• A Storyteller Wades Into a Crowded Market

    BevelKitTristan Walker is a rarity in Silicon Valley. He’s a gifted storyteller who intimately understands mobile and social media, having interned at Twitter before joining Foursquare, where he led business development for three years.

    Those talents will come in handy, as Walker pulls the cover off his eight-month-old startup, Walker & Company, revealing its first product to be … a shaving kit.

    Worth mentioning straightaway: This is an exceedingly nice shaving kit. In addition to a pure brass handle and German-made blades, each kit comes with rich pre-shave, shaving, and after-shave lotions, all tucked thoughtfully into an elegant box that’s designed to take 2.5 seconds to open. (It builds anticipation, Walker told me during a recent visit to the company’s offices, located a few miles from Stanford University.)

    Priced as the kit is — a user pays $59 for his first, three-month supply, and $29 per month thereafter — it seems reasonably accessible, too, particularly considering the growing percentage of men willing to spend on grooming. According to the research company Mintel, the share of personal care products designed for men has grown to to 5.6 percent from 4.6 percent over the past five years.

    Still, to break into a crowded market that already features both high-end competitors and affordable alternatives, Walker needs a compelling story, and he has one that he tells well. As he explains it, black, Latino, and Asian men and women have few personal care options beyond the “ethnic aisle of Walgreen’s,” where they’re left to examine which “dust-covered” product might be remotely suited for their hair texture or skin needs. To underscore his point, Walker, who is African-American, shows me an off-the-shelf hair-care product featuring a balding black man wearing a bath towel.

    It’s that underserved market that inspired Walker & Co. The company’s shave kit, for example, has a single blade construction that’s particularly ideal for African-American men, who often struggle with extreme razor burn irritation because their facial hair tends to be curly.

    Yet the kit is just the start, says Walker, who observes that people of color will represent the majority of American in the not-too-distant future, as well as that they tend to spend more than other demographic groups on personal care products. (Black women, who represent just 6 percent of U.S. population today, account for 30 percent of hair care spend, says Walker.)
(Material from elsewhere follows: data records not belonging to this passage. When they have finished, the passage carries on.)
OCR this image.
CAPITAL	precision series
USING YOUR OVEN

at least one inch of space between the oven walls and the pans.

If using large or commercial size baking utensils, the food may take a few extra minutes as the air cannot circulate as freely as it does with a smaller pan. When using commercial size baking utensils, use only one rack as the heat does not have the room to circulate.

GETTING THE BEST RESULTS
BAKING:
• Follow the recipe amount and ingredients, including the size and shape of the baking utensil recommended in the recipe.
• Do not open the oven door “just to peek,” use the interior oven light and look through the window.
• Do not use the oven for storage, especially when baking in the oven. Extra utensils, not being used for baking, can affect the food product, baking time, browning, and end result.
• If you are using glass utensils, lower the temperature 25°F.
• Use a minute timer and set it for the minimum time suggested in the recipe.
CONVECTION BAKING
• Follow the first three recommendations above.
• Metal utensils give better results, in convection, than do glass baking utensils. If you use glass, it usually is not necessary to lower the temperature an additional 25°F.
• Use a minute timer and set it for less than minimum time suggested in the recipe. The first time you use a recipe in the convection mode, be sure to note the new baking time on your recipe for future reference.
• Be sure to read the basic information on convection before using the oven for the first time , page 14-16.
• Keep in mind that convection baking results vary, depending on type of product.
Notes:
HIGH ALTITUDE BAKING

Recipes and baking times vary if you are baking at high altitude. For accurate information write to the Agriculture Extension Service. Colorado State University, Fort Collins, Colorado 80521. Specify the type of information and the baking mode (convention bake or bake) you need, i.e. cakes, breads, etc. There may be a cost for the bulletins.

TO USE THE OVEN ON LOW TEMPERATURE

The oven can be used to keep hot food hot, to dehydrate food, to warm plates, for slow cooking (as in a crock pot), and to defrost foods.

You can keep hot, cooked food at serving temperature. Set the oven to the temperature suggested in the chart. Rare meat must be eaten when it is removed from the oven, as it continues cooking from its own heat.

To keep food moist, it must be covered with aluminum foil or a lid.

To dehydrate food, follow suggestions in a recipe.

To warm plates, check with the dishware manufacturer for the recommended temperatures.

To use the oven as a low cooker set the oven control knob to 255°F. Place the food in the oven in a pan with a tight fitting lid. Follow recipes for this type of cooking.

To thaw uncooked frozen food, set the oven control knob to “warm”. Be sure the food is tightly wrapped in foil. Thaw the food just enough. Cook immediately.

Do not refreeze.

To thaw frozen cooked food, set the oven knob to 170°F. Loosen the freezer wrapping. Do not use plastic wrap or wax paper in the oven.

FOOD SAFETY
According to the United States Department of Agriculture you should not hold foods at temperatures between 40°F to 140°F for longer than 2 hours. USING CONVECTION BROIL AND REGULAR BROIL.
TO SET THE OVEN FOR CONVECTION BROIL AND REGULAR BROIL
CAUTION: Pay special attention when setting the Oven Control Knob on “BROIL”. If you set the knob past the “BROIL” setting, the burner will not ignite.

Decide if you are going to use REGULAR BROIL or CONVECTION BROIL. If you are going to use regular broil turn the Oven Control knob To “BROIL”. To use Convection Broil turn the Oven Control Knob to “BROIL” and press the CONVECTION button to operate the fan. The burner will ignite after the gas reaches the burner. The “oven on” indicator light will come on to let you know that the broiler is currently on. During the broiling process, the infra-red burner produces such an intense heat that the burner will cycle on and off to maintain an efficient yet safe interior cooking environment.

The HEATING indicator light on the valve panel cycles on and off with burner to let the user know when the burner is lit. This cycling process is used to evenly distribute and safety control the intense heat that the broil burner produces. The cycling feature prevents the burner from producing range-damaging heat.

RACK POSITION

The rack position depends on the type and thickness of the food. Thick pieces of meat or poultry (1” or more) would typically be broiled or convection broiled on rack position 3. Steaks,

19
    Little wonder Walker is already imagining products such as high-end shampoos suited for the dry hair of African-American women, or skin-care products that address hyperpigmentation.

    And none will be relegated to a drugstore aisle, says Walker, who is employing a direct-to-consumer e-tailing strategy, along with reaching people where they gather online. (Among other examples: the urban style blog Street Etiquette will soon begin publishing grooming content co-created with Walker & Co.)

    Eventually, Walker & Co. — whose investors include Andreessen Horowitz, SV Angel, Upfront Ventures, and Sherpa Foundry — will also sell its products offline, says Walker. But telling the story comes first, and the shaving kit is not the story; it’s just the prologue.

    “This is about fundamentally enabling access. It’s about making things more practical and delightful at the same time,” says Walker.

    Traditional consumer packaged goods companies have had their chance, he suggests. Walker & Co. is “going to create the experience that [people of color] deserve.”